There are 3¢ translations, like the cafeteria that ran its name through an electronic translator and came out with “TRANSLATE SERVER ERROR.”  Of course they didn’t bother to check with anyone before the printed it, so their awning became pretty famous.

I was pretty shocked the first time I went Nanxiang dumplings in Shanghai’s Yu Yuan shopping mall.  The place is a landmark; there are always lines of tourists snaking around the block to get their 小笼包 xiǎolóngbāo, the porky soup dumplings steamed in little baskets.  The sign on the window says “Dumpling stuffed with The ovary and digestive glands of a crad,” which is just unfortunate.  I assumed that was another 3¢ translation, but when I asked Davidico, he said “ovary” was exactly what the Chinese said, 蟹黄.  So it’s at least a $3.00 translation.

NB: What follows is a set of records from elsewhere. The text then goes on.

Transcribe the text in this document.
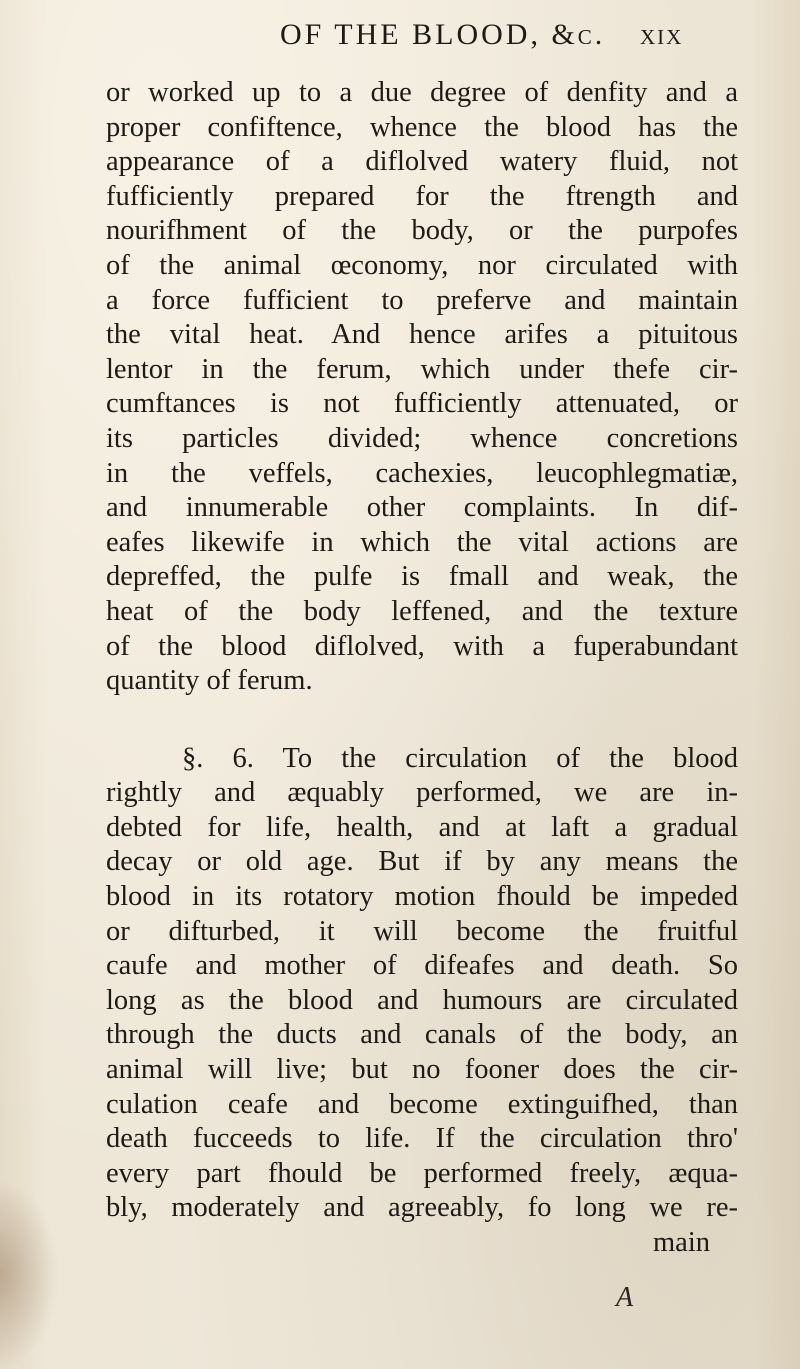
OF THE BLOOD, &c. xix
or worked up to a due degree of denfity and a
proper confiftence, whence the blood has the
appearance of a diflolved watery fluid, not
fufficiently prepared for the ftrength and
nourifhment of the body, or the purpofes
of the animal œconomy, nor circulated with
a force fufficient to preferve and maintain
the vital heat. And hence arifes a pituitous
lentor in the ferum, which under thefe cir-
cumftances is not fufficiently attenuated, or
its particles divided; whence concretions
in the veffels, cachexies, leucophlegmatiæ,
and innumerable other complaints. In dif-
eafes likewife in which the vital actions are
depreffed, the pulfe is fmall and weak, the
heat of the body leffened, and the texture
of the blood diflolved, with a fuperabundant
quantity of ferum.
§. 6. To the circulation of the blood
rightly and æquably performed, we are in-
debted for life, health, and at laft a gradual
decay or old age. But if by any means the
blood in its rotatory motion fhould be impeded
or difturbed, it will become the fruitful
caufe and mother of difeafes and death. So
long as the blood and humours are circulated
through the ducts and canals of the body, an
animal will live; but no fooner does the cir-
culation ceafe and become extinguifhed, than
death fucceeds to life. If the circulation thro'
every part fhould be performed freely, æqua-
bly, moderately and agreeably, fo long we re-
main
A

It looks to me like 蟹黄 means “crab yellow,” which is not a surprise; in Filipino we call that part the “pula,” i.e., the “red.”  Oh yah, I hella acquired that word in context, yo, one afternoon at Honeycourt Seafood, eating scooping the stuff out of the crab shell and eating it with rice.  In English, we call that “crab fat” or “crab brains” and I’m sure it’s neither fat nor brains nor ovary, but it sure is delicious.

Anyway, I told Davidico that in English we use the word “roe” when we talk about the ovaries of seafood, which he was glad to learn.  That would be the translation you’d want if you had paid someone $30.

There’s a classic Teresa Teng song called 月亮代表我的心 “Moon Represents My Heart,” which is probably the Chinese equivalent to I Honestly Love You.  Most of the versions I saw are tragically over-produced, so here’s an acoustic version for your enjoyment.

Yes, it’s filled with cheese.  But what I want to point out is that “Moon Represents My Heart” is a $2.99 translation.  Yes, 月亮 means “moon,”  心 is “heart,” and 代表 is the standard translation for “represent.”  But didn’t it occur to anyone over the last forty years that “moon represents my heart” is an unfrozen caveman translation?

The song is about how the singer’s affections toward his/her significant other are eternal and unchanging, like the moon that follows you, solid and steady.  In other words, the title of this song is a simile.   And in English we express similes with “like” or “as.”

So I don’t know who came up with “Moon Represents My Heart” as a translation, but whoever it was, I hope they didn’t get paid $30 for that clunky translation from the planet Vulcan.  English speakers might feel a little closer to the spirit of that song with a less literal translation, something like “My Heart Is Like the Moon” or “My Heart, Steady Like the Moon.”

Maybe someone was counting syllables?  And they came up with “Moon Represents My Heart” for an English version that was as smooth as a bike with square tires.

Anyway, who knows what that’s about.  Maybe someone got the $30 translation budget, spent the $2.99 for “Moon Represents Heart” (fire bad!) and then bought pork chops with the rest of the money.

One thought on “$30 Translations

  1. Hey JP, glad you wrote about 月亮代表我的心, it’s been something that has bothered me for a while.

    I’ve discovered that all Chinese-speaking people with whom I discuss the song seem to have no problems understanding the meaning, but all ‘foreigners’ don’t really get what it’s saying – glad that you came up with a conclusion that makes sense. Here are some failed attempts I’ve tried in the past … :- 🙂

    My heart is like a new moon: dark & empty?
    My heart is like a full moon: and really hurts my eyes if gaze directly upon it?
    My heart is like the moon – not stable, just getting lighter & darker all the time?